Under current law, antitrust prosecutors can seek court authority for wiretapping when the alleged conduct under investigation would violate mail or wire fraud laws. While Rule said that covers most, if not all, current investigations, department sources noted that many prosecutors have not gone to court seeking wiretaps under current law.


Limited Charges

This is because wiretaps sought under mail or wire fraud statutes would have to produce evidence leading to charges that prosecutors believe would result in convictions limited to those statutes, the sources added. Prosecutors have avoided seeking these wiretaps because evidence produced by such surveillance cannot be used to prosecute other antitrust violations.

“Changing the law would eliminate any uncertainty,” Rule said. “Antitrust investigations would, as a result, be more effective. In addition, I think every price fixer and bid rigger ought to have some question when they are planning their crime that maybe the FBI is listening in.”

Rule’s remarks were reminiscent of a February, 1983, statement by President Reagan’s first antitrust chief, William F. Baxter, who said that top business executives should be required to tape-record conversations with each other to guard against discussions of price fixing or other illegal actions.


“I don’t want them even calling each other up to discuss their golf scores,” Baxter said in remarks that outraged business leaders across the country. Within hours after those comments were published, a spokesman for then-Atty. Gen. William French Smith said: “Baxter’s views are most definitely not shared by the attorney general or any other policy-level officials of the Department of Justice.”

A Justice Department spokesman said Thursday that Atty. Gen.

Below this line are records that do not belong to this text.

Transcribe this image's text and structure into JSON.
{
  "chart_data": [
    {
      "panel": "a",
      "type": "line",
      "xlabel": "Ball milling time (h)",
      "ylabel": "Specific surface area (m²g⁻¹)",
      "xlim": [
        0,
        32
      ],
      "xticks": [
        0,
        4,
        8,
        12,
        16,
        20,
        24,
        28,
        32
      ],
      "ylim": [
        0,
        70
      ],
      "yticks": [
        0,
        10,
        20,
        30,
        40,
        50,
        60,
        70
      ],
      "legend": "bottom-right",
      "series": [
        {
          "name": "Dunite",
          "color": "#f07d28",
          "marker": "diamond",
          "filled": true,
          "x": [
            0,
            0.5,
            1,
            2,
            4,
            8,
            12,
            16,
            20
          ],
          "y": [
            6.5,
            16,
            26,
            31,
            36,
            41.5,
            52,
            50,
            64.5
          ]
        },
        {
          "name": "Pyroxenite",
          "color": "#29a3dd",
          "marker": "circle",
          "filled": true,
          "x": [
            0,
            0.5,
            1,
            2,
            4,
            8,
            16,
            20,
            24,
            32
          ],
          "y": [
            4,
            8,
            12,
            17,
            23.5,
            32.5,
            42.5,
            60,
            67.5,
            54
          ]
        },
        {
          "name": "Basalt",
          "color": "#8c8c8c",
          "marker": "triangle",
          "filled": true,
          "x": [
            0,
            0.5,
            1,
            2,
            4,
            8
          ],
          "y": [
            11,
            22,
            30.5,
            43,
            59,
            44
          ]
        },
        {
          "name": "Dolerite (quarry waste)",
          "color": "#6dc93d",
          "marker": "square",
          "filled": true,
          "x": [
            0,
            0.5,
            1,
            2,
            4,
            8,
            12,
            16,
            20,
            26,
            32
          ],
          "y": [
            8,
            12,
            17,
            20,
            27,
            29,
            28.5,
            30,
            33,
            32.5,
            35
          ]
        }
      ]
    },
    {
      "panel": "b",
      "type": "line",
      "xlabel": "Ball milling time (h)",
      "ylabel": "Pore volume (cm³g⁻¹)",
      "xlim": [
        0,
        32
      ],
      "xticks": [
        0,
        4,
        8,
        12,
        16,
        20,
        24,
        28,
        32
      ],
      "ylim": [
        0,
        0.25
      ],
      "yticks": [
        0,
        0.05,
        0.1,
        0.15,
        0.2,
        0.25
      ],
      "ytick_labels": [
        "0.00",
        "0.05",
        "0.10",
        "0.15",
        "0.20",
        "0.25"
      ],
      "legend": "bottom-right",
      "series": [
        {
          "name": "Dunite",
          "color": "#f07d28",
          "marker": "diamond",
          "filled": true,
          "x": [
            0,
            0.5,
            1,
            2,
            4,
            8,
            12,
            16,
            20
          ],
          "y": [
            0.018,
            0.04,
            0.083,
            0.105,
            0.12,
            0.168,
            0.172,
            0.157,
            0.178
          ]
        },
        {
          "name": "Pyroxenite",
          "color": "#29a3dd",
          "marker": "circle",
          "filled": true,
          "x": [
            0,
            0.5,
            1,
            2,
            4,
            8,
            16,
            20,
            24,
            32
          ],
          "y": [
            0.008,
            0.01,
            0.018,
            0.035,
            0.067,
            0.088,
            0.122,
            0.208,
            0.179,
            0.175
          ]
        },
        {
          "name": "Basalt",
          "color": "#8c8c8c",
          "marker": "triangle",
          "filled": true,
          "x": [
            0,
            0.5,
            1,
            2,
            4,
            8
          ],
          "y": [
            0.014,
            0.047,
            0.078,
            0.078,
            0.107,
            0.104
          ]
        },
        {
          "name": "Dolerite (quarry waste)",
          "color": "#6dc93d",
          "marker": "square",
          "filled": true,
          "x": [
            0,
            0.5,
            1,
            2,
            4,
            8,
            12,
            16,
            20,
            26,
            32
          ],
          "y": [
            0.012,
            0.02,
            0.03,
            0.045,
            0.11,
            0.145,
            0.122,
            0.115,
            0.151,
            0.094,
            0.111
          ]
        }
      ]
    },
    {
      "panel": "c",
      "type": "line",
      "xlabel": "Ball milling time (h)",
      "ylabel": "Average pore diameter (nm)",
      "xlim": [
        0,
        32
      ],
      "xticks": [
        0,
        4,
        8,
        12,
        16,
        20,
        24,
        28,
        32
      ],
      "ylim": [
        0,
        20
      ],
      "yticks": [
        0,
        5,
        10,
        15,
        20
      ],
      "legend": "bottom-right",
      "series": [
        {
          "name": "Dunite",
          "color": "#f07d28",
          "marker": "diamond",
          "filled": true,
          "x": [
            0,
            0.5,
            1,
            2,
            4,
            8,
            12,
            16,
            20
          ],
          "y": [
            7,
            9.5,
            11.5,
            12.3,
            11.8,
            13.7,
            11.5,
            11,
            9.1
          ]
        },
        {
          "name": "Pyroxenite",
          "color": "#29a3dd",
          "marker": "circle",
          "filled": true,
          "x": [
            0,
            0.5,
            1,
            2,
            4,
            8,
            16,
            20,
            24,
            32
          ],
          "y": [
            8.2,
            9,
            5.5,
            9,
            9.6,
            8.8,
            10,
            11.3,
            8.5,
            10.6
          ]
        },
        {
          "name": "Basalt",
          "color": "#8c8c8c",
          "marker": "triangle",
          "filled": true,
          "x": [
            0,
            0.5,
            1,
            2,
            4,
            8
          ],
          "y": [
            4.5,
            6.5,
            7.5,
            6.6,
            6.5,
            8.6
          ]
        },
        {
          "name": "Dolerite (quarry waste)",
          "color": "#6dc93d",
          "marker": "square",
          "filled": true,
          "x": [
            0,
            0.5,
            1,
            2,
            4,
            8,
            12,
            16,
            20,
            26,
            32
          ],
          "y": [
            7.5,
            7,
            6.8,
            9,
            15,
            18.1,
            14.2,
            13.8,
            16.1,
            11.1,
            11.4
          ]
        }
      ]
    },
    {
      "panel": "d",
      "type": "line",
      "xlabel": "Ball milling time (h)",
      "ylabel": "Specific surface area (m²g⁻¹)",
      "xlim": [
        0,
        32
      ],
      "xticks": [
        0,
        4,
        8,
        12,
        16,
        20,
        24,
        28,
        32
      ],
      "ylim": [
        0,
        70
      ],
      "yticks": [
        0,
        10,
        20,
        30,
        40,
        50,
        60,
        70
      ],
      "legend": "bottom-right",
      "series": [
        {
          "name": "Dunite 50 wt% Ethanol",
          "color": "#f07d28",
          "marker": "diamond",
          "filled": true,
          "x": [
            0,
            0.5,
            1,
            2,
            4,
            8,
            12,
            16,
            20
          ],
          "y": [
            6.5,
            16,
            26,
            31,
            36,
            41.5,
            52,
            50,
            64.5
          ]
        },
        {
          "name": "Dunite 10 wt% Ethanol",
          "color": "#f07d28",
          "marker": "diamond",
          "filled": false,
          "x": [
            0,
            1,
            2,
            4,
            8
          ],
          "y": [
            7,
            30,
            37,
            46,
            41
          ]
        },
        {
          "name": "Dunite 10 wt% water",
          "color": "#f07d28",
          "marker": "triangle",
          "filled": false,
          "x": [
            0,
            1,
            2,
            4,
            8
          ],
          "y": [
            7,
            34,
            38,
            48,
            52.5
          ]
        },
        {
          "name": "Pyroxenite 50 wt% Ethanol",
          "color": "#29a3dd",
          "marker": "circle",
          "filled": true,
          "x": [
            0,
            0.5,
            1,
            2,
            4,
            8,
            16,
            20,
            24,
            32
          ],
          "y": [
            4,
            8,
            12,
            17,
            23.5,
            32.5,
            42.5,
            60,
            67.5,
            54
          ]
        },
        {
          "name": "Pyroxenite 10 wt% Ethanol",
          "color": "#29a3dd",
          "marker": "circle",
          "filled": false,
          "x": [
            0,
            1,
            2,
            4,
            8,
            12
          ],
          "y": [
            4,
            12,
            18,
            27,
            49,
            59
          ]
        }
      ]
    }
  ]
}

Dick Thornburgh and his staff were aware of Rule’s proposal but that it does not necessarily represent official Administration policy.

In his speech, Rule also predicted that, regardless of who wins the presidential election, antitrust policy will not change dramatically.

“Because the most significant changes in antitrust policy in general and enforcement policy in particular have been wrought--or at least blessed--by the courts, those changes will endure,” Rule said.

“Unlike the Supreme Court split on constitutional issues, the current antitrust trend appears to maintain the support of justices ranging from (Antonin) Scalia and (William H.) Rehnquist on the right to (William J.) Brennan and (Thurgood) Marshall on the left,” Rule said.

The antitrust chief said his division is conducting 163 grand jury investigations, a record total, which compares to 50 that were under way when Reagan came to office in 1981.

Government Procurement

The total includes 46 looking into federal government procurement, 13 into price fixing by soft-drink bottlers, 12 into price fixing and customer allocations by garbage haulers and 11 into criminal pooling among bidders at auctions.


Rule also cited “a major grand jury” probe of the dairy products industry in Florida, another in Texas looking at price-fixing and bid-rigging by the steel and alloy pipe and tube industry, another looking into aluminum can price fixing and three scrutinizing price fixing on chain-link fencing.